Imagine if you will, the more or less 'standard' way of using machines
(laptops notably) in a company environment and being allowed to take it home
to do 'distance-working' or other stuff.
In companies it is very common to use automatically assigned IP addresses
via DHCP, so the network card would be configured as such.
where I work (under funded school 8-() the TCP/IP addresses are
specified, so there is only the general config page available.
Now comes the problem.
You're at home and that company-DHCP server is no good to you for your home
network, so you won't get an address assigned then.
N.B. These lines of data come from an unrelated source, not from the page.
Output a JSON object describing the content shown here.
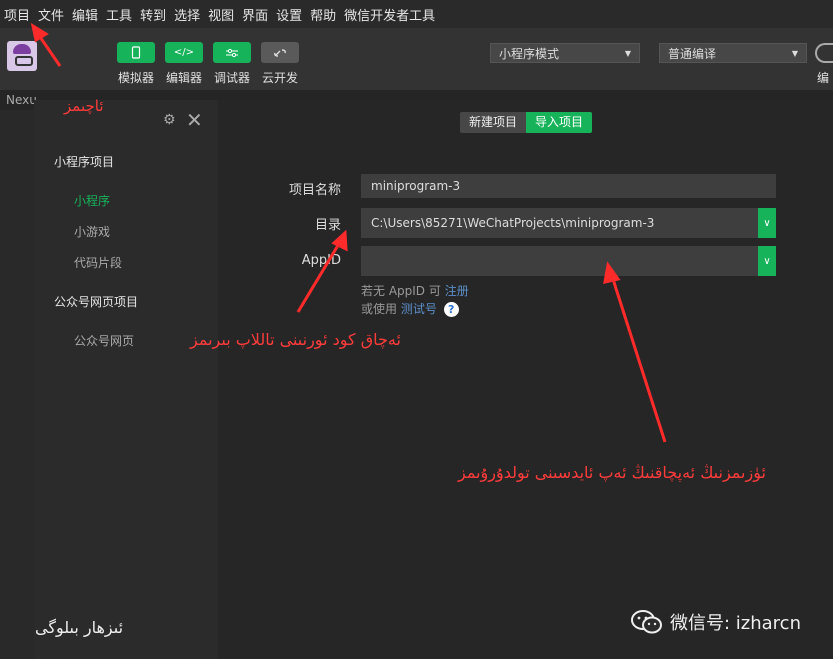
{
  "menu": [
    "项目",
    "文件",
    "编辑",
    "工具",
    "转到",
    "选择",
    "视图",
    "界面",
    "设置",
    "帮助",
    "微信开发者工具"
  ],
  "toolbar": {
    "buttons": [
      {
        "label": "模拟器",
        "icon": "phone-icon"
      },
      {
        "label": "编辑器",
        "icon": "code-icon"
      },
      {
        "label": "调试器",
        "icon": "sliders-icon"
      },
      {
        "label": "云开发",
        "icon": "cloud-link-icon"
      }
    ],
    "mode_select": "小程序模式",
    "compile_select": "普通编译",
    "edit_cut": "编"
  },
  "strip": {
    "nexus_label": "Nexu"
  },
  "sidebar": {
    "title_ug": "ئاچىمز",
    "section1": "小程序项目",
    "items1": [
      "小程序",
      "小游戏",
      "代码片段"
    ],
    "section2": "公众号网页项目",
    "items2": [
      "公众号网页"
    ]
  },
  "main": {
    "tab_new": "新建项目",
    "tab_import": "导入项目",
    "name_label": "项目名称",
    "name_value": "miniprogram-3",
    "dir_label": "目录",
    "dir_value": "C:\\Users\\85271\\WeChatProjects\\miniprogram-3",
    "appid_label": "AppID",
    "appid_value": "",
    "hint1_prefix": "若无 AppID 可",
    "hint1_link": "注册",
    "hint2_prefix": "或使用",
    "hint2_link": "测试号",
    "hint_q": "?"
  },
  "annotations": {
    "a1": "ئەچاق كود ئورنىنى تاللاپ بىرىمز",
    "a2": "ئۈزىمزنىڭ ئەپچاقنىڭ ئەپ ئايدسىنى تولدۇرۇىمز"
  },
  "footer": {
    "left": "ئىزهار بىلوگى",
    "wechat": "微信号: izharcn"
  },
  "colors": {
    "accent": "#17b35a",
    "annotation": "#ff3b3b",
    "link": "#5b8ec9"
  }
}
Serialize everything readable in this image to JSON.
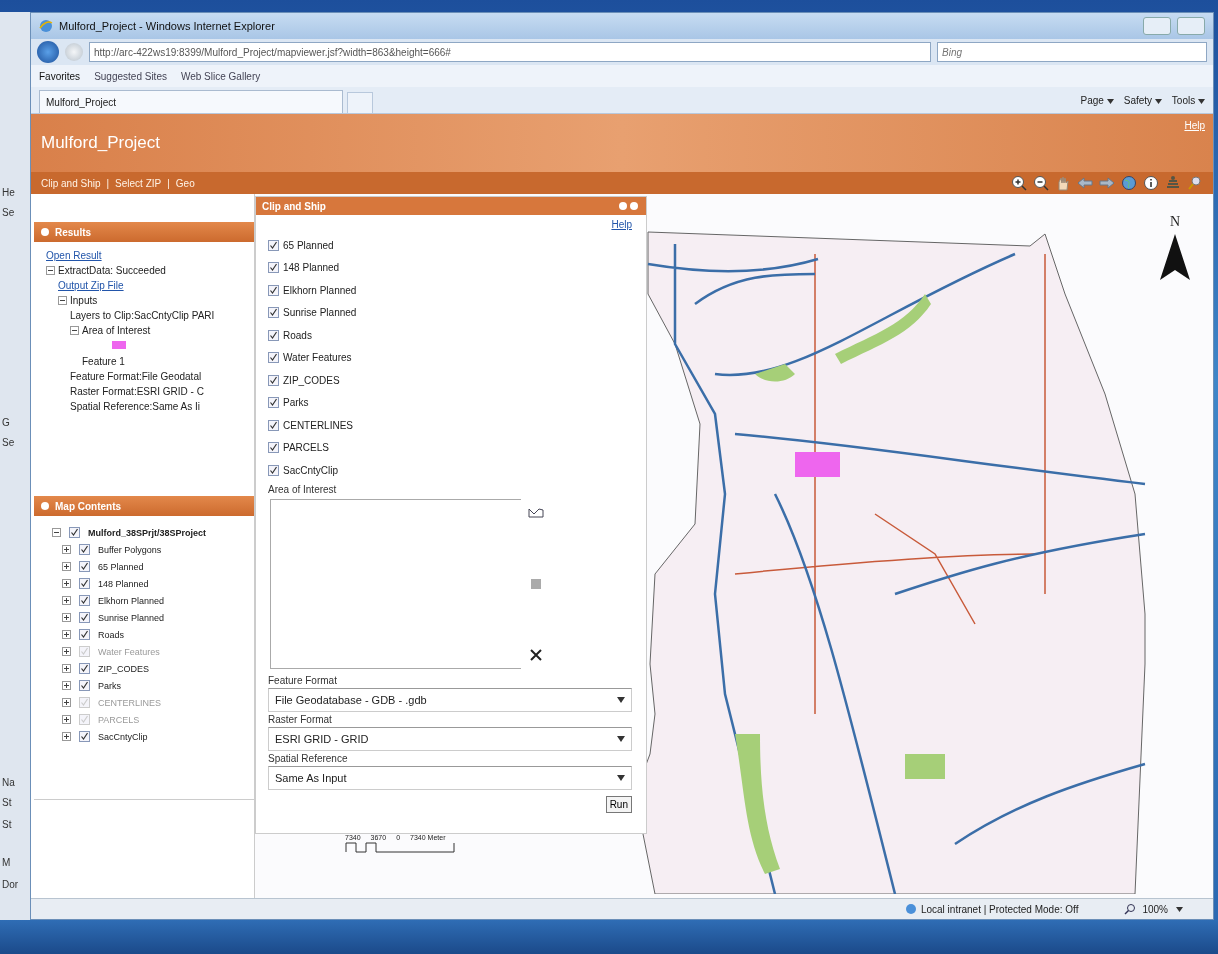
{
  "back_window": {
    "fragments": [
      "He",
      "Se",
      "G",
      "Se",
      "Na",
      "St",
      "St",
      "M",
      "Dor"
    ]
  },
  "browser": {
    "title": "Mulford_Project - Windows Internet Explorer",
    "address": "http://arc-422ws19:8399/Mulford_Project/mapviewer.jsf?width=863&height=666#",
    "search_placeholder": "Bing",
    "favorites_bar": [
      "Favorites",
      "Suggested Sites",
      "Web Slice Gallery"
    ],
    "tab": "Mulford_Project",
    "command_bar": [
      "Page",
      "Safety",
      "Tools"
    ]
  },
  "app": {
    "title": "Mulford_Project",
    "help": "Help",
    "nav_separator": "|",
    "nav": [
      "Clip and Ship",
      "Select ZIP",
      "Geo"
    ]
  },
  "results": {
    "title": "Results",
    "tree": [
      {
        "kind": "link",
        "text": "Open Result"
      },
      {
        "kind": "text",
        "text": "ExtractData: Succeeded",
        "expanded": true,
        "children": [
          {
            "kind": "link",
            "text": "Output Zip File"
          },
          {
            "kind": "text",
            "text": "Inputs",
            "expanded": true,
            "children": [
              {
                "kind": "text",
                "text": "Layers to Clip:SacCntyClip PARI"
              },
              {
                "kind": "text",
                "text": "Area of Interest",
                "expanded": true,
                "children": [
                  {
                    "kind": "swatch",
                    "color": "#ee66ee"
                  },
                  {
                    "kind": "text",
                    "text": "Feature 1"
                  }
                ]
              },
              {
                "kind": "text",
                "text": "Feature Format:File Geodatal"
              },
              {
                "kind": "text",
                "text": "Raster Format:ESRI GRID - C"
              },
              {
                "kind": "text",
                "text": "Spatial Reference:Same As Ii"
              }
            ]
          }
        ]
      }
    ]
  },
  "map_contents": {
    "title": "Map Contents",
    "root": {
      "text": "Mulford_38SPrjt/38SProject",
      "checked": true,
      "expanded": true,
      "children": [
        {
          "text": "Buffer Polygons",
          "checked": true,
          "disabled": false,
          "expanded": false
        },
        {
          "text": "65 Planned",
          "checked": true,
          "disabled": false,
          "expanded": false
        },
        {
          "text": "148 Planned",
          "checked": true,
          "disabled": false,
          "expanded": false
        },
        {
          "text": "Elkhorn Planned",
          "checked": true,
          "disabled": false,
          "expanded": false
        },
        {
          "text": "Sunrise Planned",
          "checked": true,
          "disabled": false,
          "expanded": false
        },
        {
          "text": "Roads",
          "checked": true,
          "disabled": false,
          "expanded": false
        },
        {
          "text": "Water Features",
          "checked": true,
          "disabled": true,
          "expanded": false
        },
        {
          "text": "ZIP_CODES",
          "checked": true,
          "disabled": false,
          "expanded": false
        },
        {
          "text": "Parks",
          "checked": true,
          "disabled": false,
          "expanded": false
        },
        {
          "text": "CENTERLINES",
          "checked": true,
          "disabled": true,
          "expanded": false
        },
        {
          "text": "PARCELS",
          "checked": true,
          "disabled": true,
          "expanded": false
        },
        {
          "text": "SacCntyClip",
          "checked": true,
          "disabled": false,
          "expanded": false
        }
      ]
    }
  },
  "dialog": {
    "title": "Clip and Ship",
    "help": "Help",
    "layers": [
      {
        "label": "65 Planned",
        "checked": true
      },
      {
        "label": "148 Planned",
        "checked": true
      },
      {
        "label": "Elkhorn Planned",
        "checked": true
      },
      {
        "label": "Sunrise Planned",
        "checked": true
      },
      {
        "label": "Roads",
        "checked": true
      },
      {
        "label": "Water Features",
        "checked": true
      },
      {
        "label": "ZIP_CODES",
        "checked": true
      },
      {
        "label": "Parks",
        "checked": true
      },
      {
        "label": "CENTERLINES",
        "checked": true
      },
      {
        "label": "PARCELS",
        "checked": true
      },
      {
        "label": "SacCntyClip",
        "checked": true
      }
    ],
    "aoi_label": "Area of Interest",
    "fields": [
      {
        "label": "Feature Format",
        "value": "File Geodatabase - GDB - .gdb"
      },
      {
        "label": "Raster Format",
        "value": "ESRI GRID - GRID"
      },
      {
        "label": "Spatial Reference",
        "value": "Same As Input"
      }
    ],
    "run": "Run"
  },
  "map": {
    "north": "N",
    "scale_labels": [
      "7340",
      "3670",
      "0",
      "7340 Meter"
    ]
  },
  "status_bar": {
    "zone": "Local intranet | Protected Mode: Off",
    "zoom": "100%"
  }
}
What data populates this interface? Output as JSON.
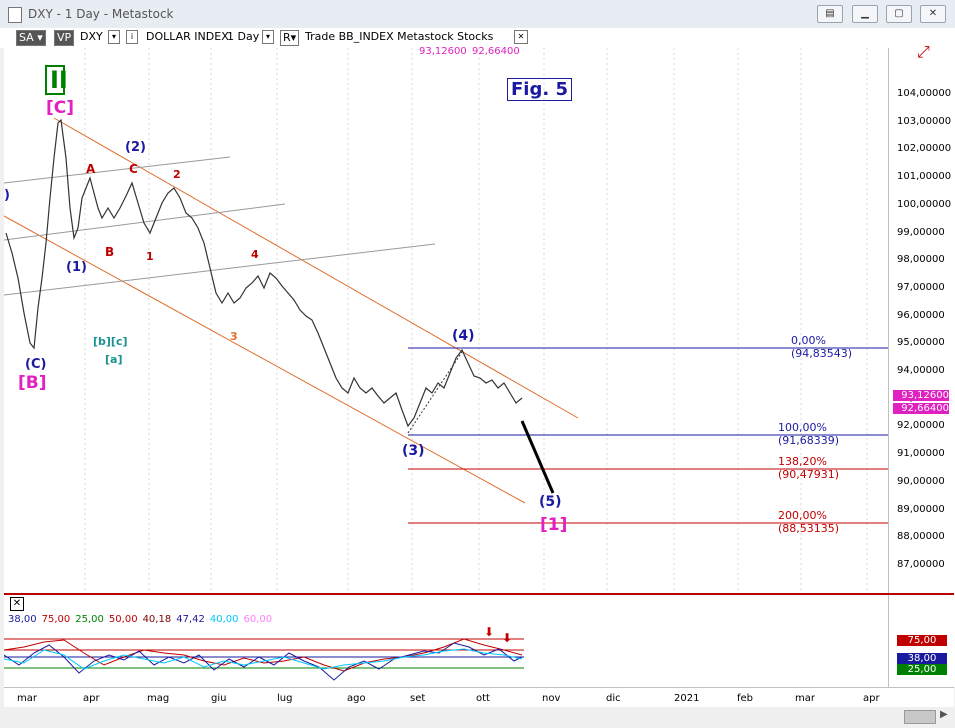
{
  "window": {
    "title": "DXY - 1 Day - Metastock"
  },
  "toolbar": {
    "sa": "SA",
    "vp": "VP",
    "symbol": "DXY",
    "name": "DOLLAR INDEX",
    "period": "1 Day",
    "r_btn": "R",
    "feed": "Trade  BB_INDEX  Metastock  Stocks",
    "close_x": "✕",
    "val1": "93,12600",
    "val2": "92,66400"
  },
  "fig_label": "Fig. 5",
  "y_axis": [
    "104,00000",
    "103,00000",
    "102,00000",
    "101,00000",
    "100,00000",
    "99,00000",
    "98,00000",
    "97,00000",
    "96,00000",
    "95,00000",
    "94,00000",
    "93,00000",
    "92,00000",
    "91,00000",
    "90,00000",
    "89,00000",
    "88,00000",
    "87,00000"
  ],
  "price_tags": {
    "last_high": "93,12600",
    "last_low": "92,66400"
  },
  "fib_levels": [
    {
      "label": "0,00% (94,83543)",
      "price": 94.83543
    },
    {
      "label": "100,00% (91,68339)",
      "price": 91.68339
    },
    {
      "label": "138,20% (90,47931)",
      "price": 90.47931
    },
    {
      "label": "200,00% (88,53135)",
      "price": 88.53135
    }
  ],
  "wave_labels": {
    "II": "II",
    "C_big": "[C]",
    "B_big": "[B]",
    "C_paren": "(C)",
    "one_paren": "(1)",
    "two_paren": "(2)",
    "A": "A",
    "B": "B",
    "C": "C",
    "two": "2",
    "one": "1",
    "four": "4",
    "three": "3",
    "bc": "[b][c]",
    "a_br": "[a]",
    "four_paren": "(4)",
    "three_paren": "(3)",
    "five_paren": "(5)",
    "one_big": "[1]",
    "left_paren": ")"
  },
  "indicator": {
    "params": [
      "38,00",
      "75,00",
      "25,00",
      "50,00",
      "40,18",
      "47,42",
      "40,00",
      "60,00"
    ],
    "param_colors": [
      "#1a1aa0",
      "#c00000",
      "#008000",
      "#c00000",
      "#800000",
      "#1a1aa0",
      "#00c8ff",
      "#ff80ff"
    ],
    "axis_tags": [
      "75,00",
      "38,00",
      "25,00"
    ]
  },
  "x_axis": [
    "mar",
    "apr",
    "mag",
    "giu",
    "lug",
    "ago",
    "set",
    "ott",
    "nov",
    "dic",
    "2021",
    "feb",
    "mar",
    "apr"
  ],
  "colors": {
    "channel": "#e07030",
    "wave_blue": "#1a1aa0",
    "wave_red": "#c00000",
    "magenta": "#e020c0",
    "green_box": "#008000"
  }
}
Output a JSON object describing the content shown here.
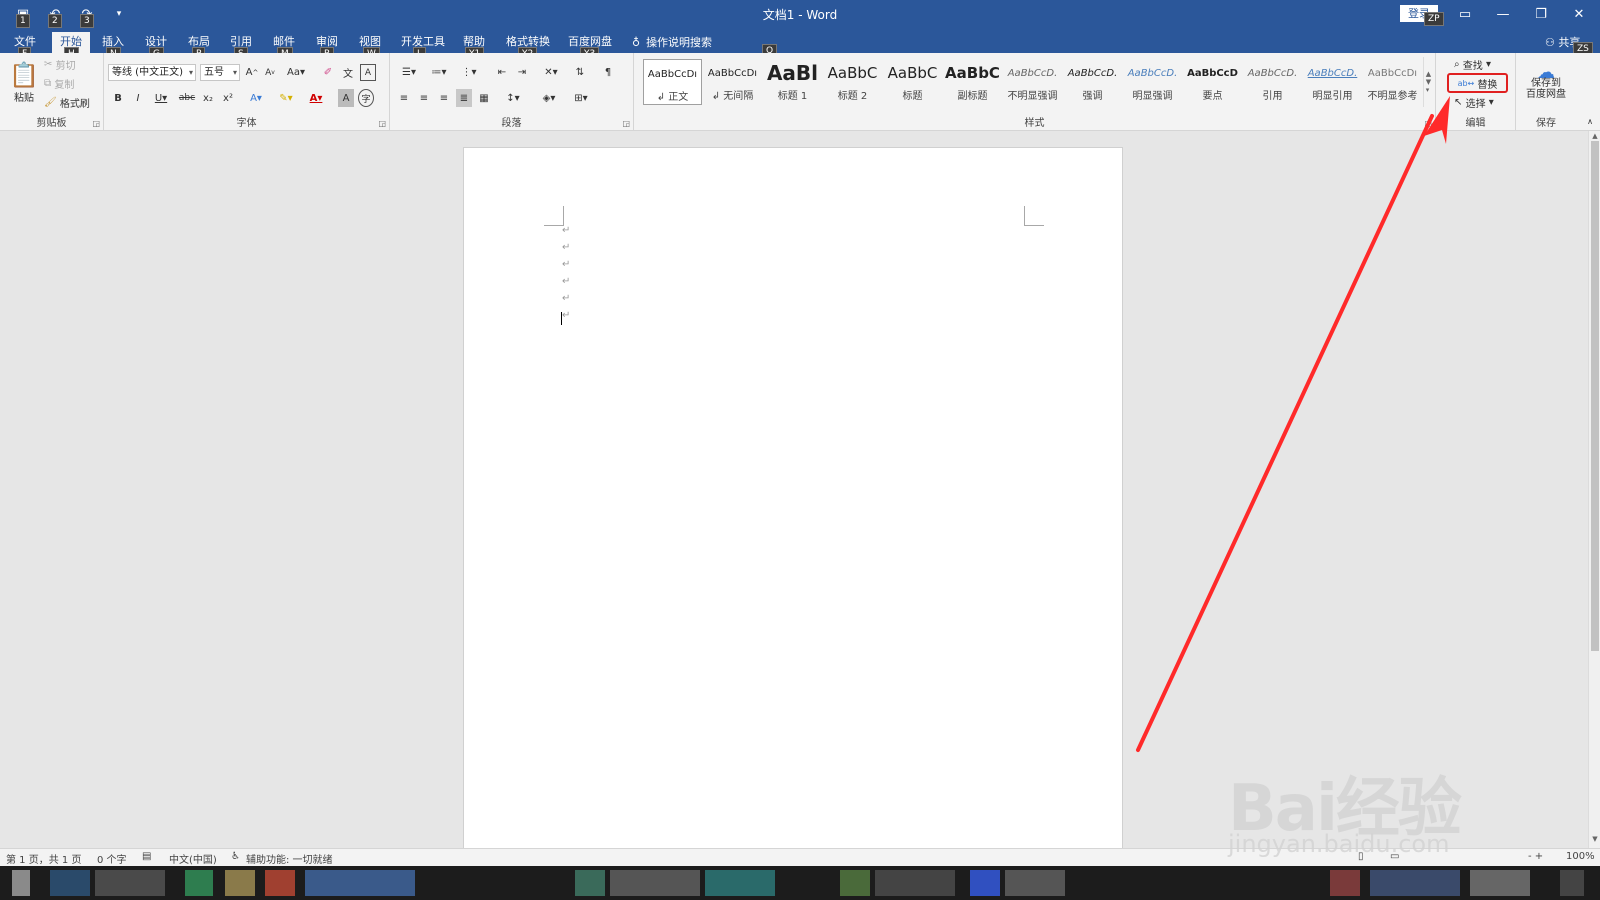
{
  "window": {
    "title": "文档1  -  Word",
    "login": "登录",
    "user_initials": "ZP",
    "share": "共享",
    "share_keytip": "ZS"
  },
  "qat": {
    "keytips": [
      "1",
      "2",
      "3"
    ]
  },
  "tabs": [
    {
      "label": "文件",
      "keytip": "F"
    },
    {
      "label": "开始",
      "keytip": "H",
      "active": true
    },
    {
      "label": "插入",
      "keytip": "N"
    },
    {
      "label": "设计",
      "keytip": "G"
    },
    {
      "label": "布局",
      "keytip": "P"
    },
    {
      "label": "引用",
      "keytip": "S"
    },
    {
      "label": "邮件",
      "keytip": "M"
    },
    {
      "label": "审阅",
      "keytip": "R"
    },
    {
      "label": "视图",
      "keytip": "W"
    },
    {
      "label": "开发工具",
      "keytip": "L"
    },
    {
      "label": "帮助",
      "keytip": "Y1"
    },
    {
      "label": "格式转换",
      "keytip": "Y2"
    },
    {
      "label": "百度网盘",
      "keytip": "Y3"
    }
  ],
  "tellme": {
    "label": "操作说明搜索",
    "keytip": "Q"
  },
  "clipboard": {
    "label": "剪贴板",
    "paste": "粘贴",
    "cut": "剪切",
    "copy": "复制",
    "format_painter": "格式刷"
  },
  "font": {
    "label": "字体",
    "name": "等线 (中文正文)",
    "size": "五号"
  },
  "paragraph": {
    "label": "段落"
  },
  "styles": {
    "label": "样式",
    "items": [
      {
        "sample": "AaBbCcDı",
        "name": "正文",
        "selected": true
      },
      {
        "sample": "AaBbCcDı",
        "name": "无间隔"
      },
      {
        "sample": "AaBl",
        "name": "标题 1"
      },
      {
        "sample": "AaBbC",
        "name": "标题 2"
      },
      {
        "sample": "AaBbC",
        "name": "标题"
      },
      {
        "sample": "AaBbC",
        "name": "副标题"
      },
      {
        "sample": "AaBbCcD.",
        "name": "不明显强调"
      },
      {
        "sample": "AaBbCcD.",
        "name": "强调"
      },
      {
        "sample": "AaBbCcD.",
        "name": "明显强调"
      },
      {
        "sample": "AaBbCcD",
        "name": "要点"
      },
      {
        "sample": "AaBbCcD.",
        "name": "引用"
      },
      {
        "sample": "AaBbCcD.",
        "name": "明显引用"
      },
      {
        "sample": "AaBbCcDı",
        "name": "不明显参考"
      }
    ]
  },
  "editing": {
    "label": "编辑",
    "find": "查找",
    "replace": "替换",
    "select": "选择"
  },
  "save": {
    "label": "保存",
    "button": "保存到百度网盘",
    "line1": "保存到",
    "line2": "百度网盘"
  },
  "document": {
    "paragraph_marks": [
      "↵",
      "↵",
      "↵",
      "↵",
      "↵",
      "↵"
    ]
  },
  "statusbar": {
    "pages": "第 1 页，共 1 页",
    "words": "0 个字",
    "language": "中文(中国)",
    "accessibility": "辅助功能: 一切就绪",
    "zoom": "100%"
  },
  "annotation": {
    "color": "#ff2a2a"
  },
  "watermark": {
    "brand": "Bai经验",
    "url": "jingyan.baidu.com"
  },
  "colors": {
    "brand": "#2b579a",
    "ribbon_bg": "#f3f3f3",
    "doc_bg": "#e6e6e6"
  }
}
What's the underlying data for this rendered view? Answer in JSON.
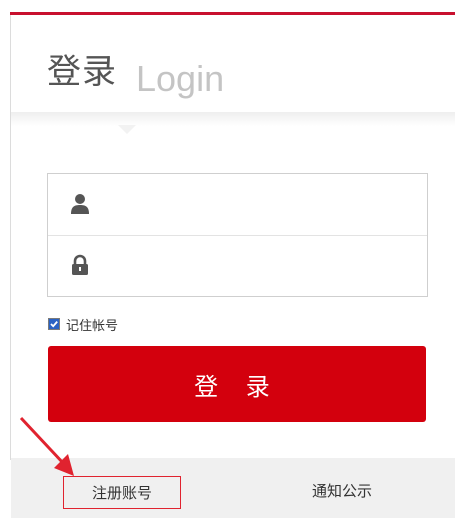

My WiFi router does just that. So when I come home I have to switch to
assign automatically, which then loses all the selected settings, very
useful, not! I could configure my home router similarly to my work's
setting I suppose, but it would mean changing the DNS server settings
every time I changed location.
In comes the 'alternate' possibility.
Here's where you would define your 'home-network-address' and all would be
well in both locations, company and home, without you having to muck about
with re-configuration of the TCP/IP stack, depending on the location you
happen to be in.
Don't forget, MS built this stuff with companie-setups in mind and not
necessarily the individual home-user's one.
Still think it would be more useful to two config pages, one specified
and one dynamic.
Many thanks George for clearing things up.